Oui, son troisième mouvement Allegro giocoso alla slovacca illustrera la création de la Tchécoslovaquie, en 1918. En réalité, la Slovaquie n’avait jamais été liée auparavant à la Tchéquie mais à la Hongrie. Au sortir de la Première Guerre mondiale, lorsque la Tchécoslovaquie a été créée, on pensait à tort qu’il s’agissait d’une seule et unique nation, que le slovaque n’était qu’une variante du tchèque, ce qui n’est pas le cas. Il y a une base commune mais les langues sont différentes. La grammaire tchèque ne s’est fixée que dans la deuxième moitié du XIXe siècle. Il y avait bien eu des cours en tchèque à l’Université Charles de Prague du XVIe au XVIIe siècles, mais ceux-ci ne furent rétablis qu’en 1888. Pour le slovaque, c’est encore pire car les premiers cours universitaires n’ont été donnés qu’après la création de la Tchécoslovaquie.
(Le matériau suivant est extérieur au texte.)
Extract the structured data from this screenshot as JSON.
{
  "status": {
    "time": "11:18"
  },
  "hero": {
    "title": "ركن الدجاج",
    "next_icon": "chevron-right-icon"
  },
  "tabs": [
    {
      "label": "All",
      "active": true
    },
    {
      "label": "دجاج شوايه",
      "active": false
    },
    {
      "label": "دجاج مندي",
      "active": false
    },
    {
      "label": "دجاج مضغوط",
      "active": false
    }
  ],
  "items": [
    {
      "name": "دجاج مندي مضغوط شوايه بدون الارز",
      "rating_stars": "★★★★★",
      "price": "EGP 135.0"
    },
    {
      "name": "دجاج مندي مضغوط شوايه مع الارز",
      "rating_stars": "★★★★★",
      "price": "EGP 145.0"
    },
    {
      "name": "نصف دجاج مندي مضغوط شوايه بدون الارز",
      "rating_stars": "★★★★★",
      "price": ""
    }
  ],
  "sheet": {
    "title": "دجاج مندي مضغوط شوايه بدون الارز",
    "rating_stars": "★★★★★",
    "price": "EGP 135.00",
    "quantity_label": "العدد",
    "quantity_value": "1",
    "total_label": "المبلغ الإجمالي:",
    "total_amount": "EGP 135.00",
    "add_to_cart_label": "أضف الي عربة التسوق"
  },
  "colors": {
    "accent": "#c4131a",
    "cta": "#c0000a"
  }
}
La langue tchèque est assez complexe car elle comporte sept déclinaisons avec six formes au masculin, quatre au féminin et quatre au neutre, sans compter les formes du pluriel. De plus, la langue écrite est différente de la langue parlée (Rire). La Tchéquie a toujours été considérée par les Slovaques comme « le grand frère » dont ils ont voulu finalement s’émanciper, mais les deux peuples s’estiment encore énormément.